It’s been a while since I posted but I only recently started tinkering with things again in my free time.
I travel a lot now for work so I spend some lonely nights in hotel rooms with no internet. I have time to play.

Anyway, I wanted to host a repository for OmniOS because I’m preparing to switch from OpenIndiana. I have some resources free on my ESXi server I have at OVH.

OVH has this strange network thingy called vmac, you essential configure your NIC in ESXi/OpenVZ with a predefined MAC address and do some strange configuration on your guest OS. It boils down to you configure a /32 on the interface. Then do some routing to get it to work. You essentially send the traffic to your ESXi hosts gateway.

It took me some tinkering to get it to work but here is how I did it. (It applies to both OmniOS and OpenIndiana, most likely other Illumos based distro’s also)

Configuring the IP

ipadm create-if e1000g0
ipadm create-addr -T static -a 172.16.104.233/32 e1000g0/v4
ipadm show-addrprop e1000g0/v4

Nothing particular special here. However in the beginning I made the mistake of adding a vnic to e1000g0 and using that instead of the actually device. This had as result I was not using the OVH provided MAC address! (which does not work)

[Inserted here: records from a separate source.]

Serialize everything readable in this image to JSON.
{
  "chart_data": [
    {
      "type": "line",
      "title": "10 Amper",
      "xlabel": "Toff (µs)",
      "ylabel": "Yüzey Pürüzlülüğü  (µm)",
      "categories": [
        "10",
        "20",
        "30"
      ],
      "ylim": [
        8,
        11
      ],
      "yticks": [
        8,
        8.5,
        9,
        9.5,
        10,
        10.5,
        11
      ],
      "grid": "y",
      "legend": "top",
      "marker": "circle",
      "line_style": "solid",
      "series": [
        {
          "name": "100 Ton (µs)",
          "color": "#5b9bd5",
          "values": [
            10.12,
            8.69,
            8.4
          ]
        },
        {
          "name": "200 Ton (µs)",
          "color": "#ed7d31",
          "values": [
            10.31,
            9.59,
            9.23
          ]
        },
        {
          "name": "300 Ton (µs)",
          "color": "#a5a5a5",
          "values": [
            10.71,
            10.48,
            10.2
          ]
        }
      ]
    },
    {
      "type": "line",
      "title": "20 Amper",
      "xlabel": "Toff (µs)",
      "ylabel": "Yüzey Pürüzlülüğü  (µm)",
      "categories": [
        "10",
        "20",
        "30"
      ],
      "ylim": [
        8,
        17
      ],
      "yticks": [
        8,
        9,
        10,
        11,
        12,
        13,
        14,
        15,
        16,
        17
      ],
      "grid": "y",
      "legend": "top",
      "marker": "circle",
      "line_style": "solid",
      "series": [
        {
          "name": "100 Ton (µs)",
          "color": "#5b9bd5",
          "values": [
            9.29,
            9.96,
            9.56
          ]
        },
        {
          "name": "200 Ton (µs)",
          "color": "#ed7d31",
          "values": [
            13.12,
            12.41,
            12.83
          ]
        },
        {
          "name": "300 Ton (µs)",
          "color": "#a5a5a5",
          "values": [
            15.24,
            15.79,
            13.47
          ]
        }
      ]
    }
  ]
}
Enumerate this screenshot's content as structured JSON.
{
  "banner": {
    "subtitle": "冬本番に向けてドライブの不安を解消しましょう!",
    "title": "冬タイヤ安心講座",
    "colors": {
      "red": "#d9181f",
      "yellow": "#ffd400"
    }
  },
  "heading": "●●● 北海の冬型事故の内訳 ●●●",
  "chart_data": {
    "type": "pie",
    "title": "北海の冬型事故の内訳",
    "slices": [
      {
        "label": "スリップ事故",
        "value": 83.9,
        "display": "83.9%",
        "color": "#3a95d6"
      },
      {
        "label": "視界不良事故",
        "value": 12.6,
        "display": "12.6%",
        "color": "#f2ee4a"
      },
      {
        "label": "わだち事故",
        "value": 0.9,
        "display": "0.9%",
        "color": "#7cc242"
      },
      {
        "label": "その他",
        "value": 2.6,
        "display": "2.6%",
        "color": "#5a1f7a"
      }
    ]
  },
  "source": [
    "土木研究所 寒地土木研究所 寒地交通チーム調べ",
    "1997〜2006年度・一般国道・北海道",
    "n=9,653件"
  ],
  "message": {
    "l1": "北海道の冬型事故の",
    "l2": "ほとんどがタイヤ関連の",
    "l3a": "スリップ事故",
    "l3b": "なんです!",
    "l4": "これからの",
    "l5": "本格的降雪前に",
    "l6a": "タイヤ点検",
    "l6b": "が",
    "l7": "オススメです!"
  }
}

Remember to replace 172.16.104.233 with the failover ip form OVH and make sure to use /32.
Also make sure to check if the broadcast address is the SAME a your failover ip else stuff won’t work.

Setting up the routing

route -p add 10.16.0.0/24 172.16.104.233 -interface -ifp e1000g0
route -p add default 10.16.0.254 -static

Here it gets a bit tricky. Since we cannot reach the default gateway we need to add the network and tell the OS that is is also attached to e1000g0. The first lines accomplishes this. Then we add the default gateway as normal.

Make sure to use the network that your ESXi box is using, it is most likely an entire different network than your failover ip. The gateway for the route should be set to your failover ip, we also tell it to use e1000g0 as outgoing interface.

That’s it. At this point you should have a connection to the internet. Now all that is left is to configure the DNS client, NTP and whatever else you need.

Hopefully this is useful for somebody.